If you have met the sixty-day waiting requirement and your spouse has still not appeared in the case, you may proceed with the Default Divorce. Depending on the nature of the case, you will need to bring all the documents the Court requires. You can check each Court’s individual website to see what the Court requires. Cases with children differ from cases without children.
What Happens Once You Have Begun to Proceed with Default Divorce?
Regardless of if you and your spouse have children, you will need an inventory and appraisement. You will also need to bring a Final Decree of Divorce, which is the document that the Judge signs to grant your divorce. The Final Decree of Divorce will lay out the terms for conservatorship, possession and access, child support and property division. The Final Decree will mirror what you are asking for in Court.
The Default Divorce Trial
When it is your turn, the Judge will call your case. You will give testimony and your attorney may introduce evidence or even call additional witnesses. The questioning and testimony will vary depending on the issues in the case and what is disputed. Ultimately, you want to ensure you tell the Court why you want a divorce and what you are asking the Court to grant you in regard to property division, conservatorship, possession and access, and child support.

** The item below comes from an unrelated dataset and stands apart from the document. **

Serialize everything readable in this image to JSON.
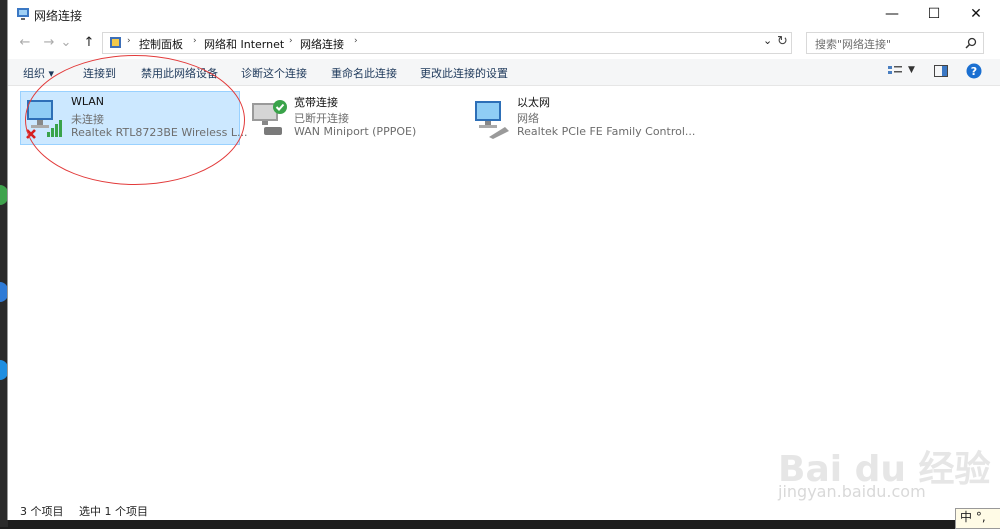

The Judge in all trial settings, has to rely on the Texas Family Code. This means the Judge must do what is “in the best interest of the child” and divide property in a “just and right manner.” Sometimes what a party wants or what a party believes is in their child’s best interest or a “just and right division” is not always aligned with the law. For example, if no evidence is presented to the Court on why a parent should not see their child, it would be unlikely that the Court grants that parties wish. When you go to a Default Divorce, you do run the risk that the Court does not side with you and gives you a different outcome than what you want.

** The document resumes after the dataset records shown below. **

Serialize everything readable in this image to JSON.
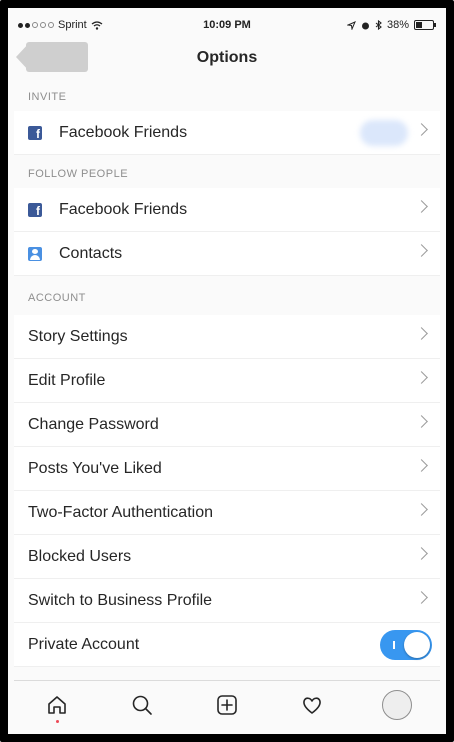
{
  "status_bar": {
    "carrier": "Sprint",
    "time": "10:09 PM",
    "battery": "38%"
  },
  "nav": {
    "title": "Options"
  },
  "sections": {
    "invite": {
      "header": "INVITE",
      "facebook_friends": "Facebook Friends"
    },
    "follow": {
      "header": "FOLLOW PEOPLE",
      "facebook_friends": "Facebook Friends",
      "contacts": "Contacts"
    },
    "account": {
      "header": "ACCOUNT",
      "items": [
        "Story Settings",
        "Edit Profile",
        "Change Password",
        "Posts You've Liked",
        "Two-Factor Authentication",
        "Blocked Users",
        "Switch to Business Profile",
        "Private Account"
      ]
    }
  },
  "private_account_enabled": true,
  "colors": {
    "accent": "#3897f0",
    "facebook": "#3b5998",
    "contacts": "#4a90e2"
  },
  "tabs": [
    "home-icon",
    "search-icon",
    "add-post-icon",
    "activity-heart-icon",
    "profile-avatar"
  ]
}
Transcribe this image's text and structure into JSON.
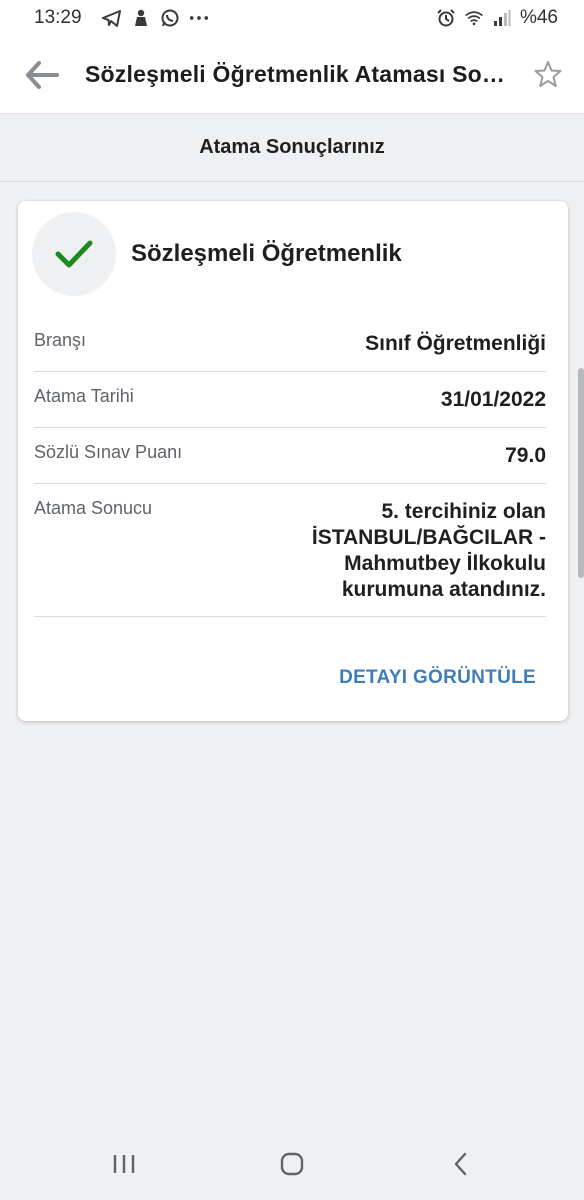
{
  "status_bar": {
    "time": "13:29",
    "battery": "%46",
    "icons": [
      "telegram-icon",
      "notification-icon",
      "whatsapp-icon",
      "more-dots-icon",
      "alarm-icon",
      "wifi-icon",
      "signal-icon"
    ]
  },
  "app_bar": {
    "title": "Sözleşmeli Öğretmenlik Ataması Sonuçları",
    "back_icon": "back-arrow-icon",
    "favorite_icon": "star-outline-icon"
  },
  "section": {
    "title": "Atama Sonuçlarınız"
  },
  "card": {
    "title": "Sözleşmeli Öğretmenlik",
    "status_icon": "checkmark-icon",
    "status_color": "#1e8a1e",
    "rows": [
      {
        "label": "Branşı",
        "value": "Sınıf Öğretmenliği"
      },
      {
        "label": "Atama Tarihi",
        "value": "31/01/2022"
      },
      {
        "label": "Sözlü Sınav Puanı",
        "value": "79.0"
      },
      {
        "label": "Atama Sonucu",
        "value": "5. tercihiniz olan\nİSTANBUL/BAĞCILAR -\nMahmutbey İlkokulu\nkurumuna atandınız."
      }
    ],
    "action_label": "DETAYI GÖRÜNTÜLE",
    "action_color": "#3f7db8"
  },
  "nav_bar": {
    "icons": [
      "recent-apps-icon",
      "home-icon",
      "back-icon"
    ]
  }
}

Once the trial ends, the Judge will either make a ruling immediately or they will take it under advisement and issue a ruling later. When the Judge issues the ruling, he or she will tell you what will happen to your property and to your children. From the date the Judge makes a ruling, your spouse (the party who did not show up) has thirty-days to file a Motion for New Trial and attempt to overrule the decision because they were not there. Once the thirty-day period has passed, the ruling is set in stone.
Can I File a Motion for New Trial?
If you do not like the Judge’s ruling, you also have thirty-days to file a Motion for New Trial. The purpose of this motion is two-fold. First, it asks the Court to overturn its decision and rule in your favor. Second, it perfects your ability to file an appeal to the court of appeals, should you choose to do so. If you wish to appeal the Court’s ruling, you must file the Motion for New Trial within the required time period. You should consult an attorney if you wish to do either of these options.